李琳 | 冬夜,与一方印石相遇

■李琳

第一次去夜校上篆刻课的那天,冷风吹在脸上,依然挡不住我的热情。带着准备好的工具,我信心满满地走进教室。原以为执刀刻石不过寻常,待刀接触到印面的那一刻,竟是手不会发力,刀不听使唤,才知方寸之间,没有想象中那么简单。

小时候,经常听母亲讲她上夜校的故事,自那时起,我心中对夜校充满了向往。参加工作后,往往是忙碌了一天,回到家后身心疲累。偶尔想培养兴趣爱好,也总坚持不了几天,八小时外的时间大多都“交”给了电子产品。视力下降不说,身体素质也越来越差。

报篆刻班的理由也很简单。工作之余,我是一名作者,闲暇时用双脚丈量土地,自诩收集了不少写作素材。但有一次我写一篇关于印章的文章,发表后,别人问我:“你会书法、篆刻吗?”我满脸通红,答不出话来。对方没说什么,只是失望地摇了摇头。我下定决心:从零开始,学这门手艺。

其实,我心里也打过鼓。小时候也没培养兴趣爱好,如今三十多岁才从零开始学篆刻,靠谱吗?虽有几分踟蹰,但终究抵不过刀锋落石的诱惑。2026年琅琊夜校岁余班开班时,看到篆刻课授课老师的名字,我毫不犹豫地报了名。教篆刻的程老师是当地有名的书画大家,在此之前,我竟不知他还深谙篆刻之道。

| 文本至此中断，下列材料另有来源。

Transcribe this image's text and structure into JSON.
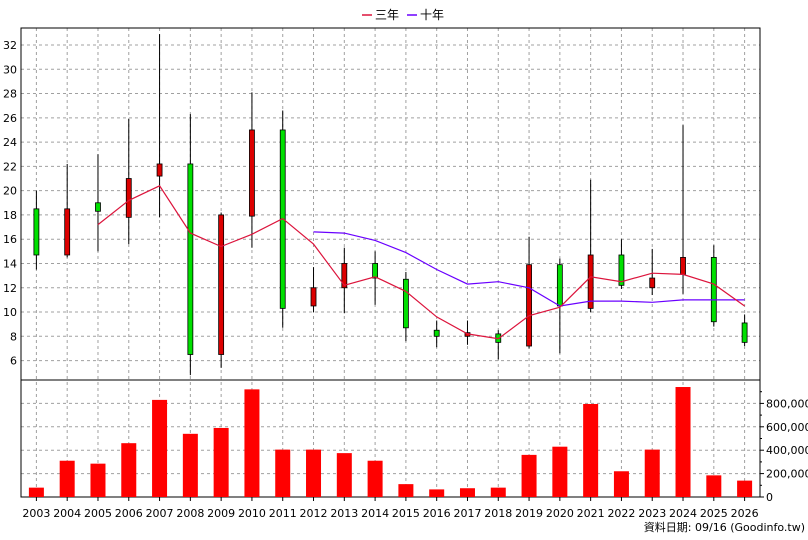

“工欲善其事,必先利其器。”开课前,按照助教老师的要求,我准备了篆刻工具,包括印床、印泥、练习石和其它一些必备的工具。添置的青石、老挝诸石,都是质地温润的上品;刻刀也挑选了材质相对较好的;印泥更是按照程老师的要求买了品质高的。事实证明,在篆刻的学习过程中,印泥若不得宜,对于篆刻后的钤印,便是“皮之不存,毛将焉附”。这般重资采买,也是想“哄自己”坚持下去——舍不得让这些好工具闲置,自然就得逼着自己继续学艺。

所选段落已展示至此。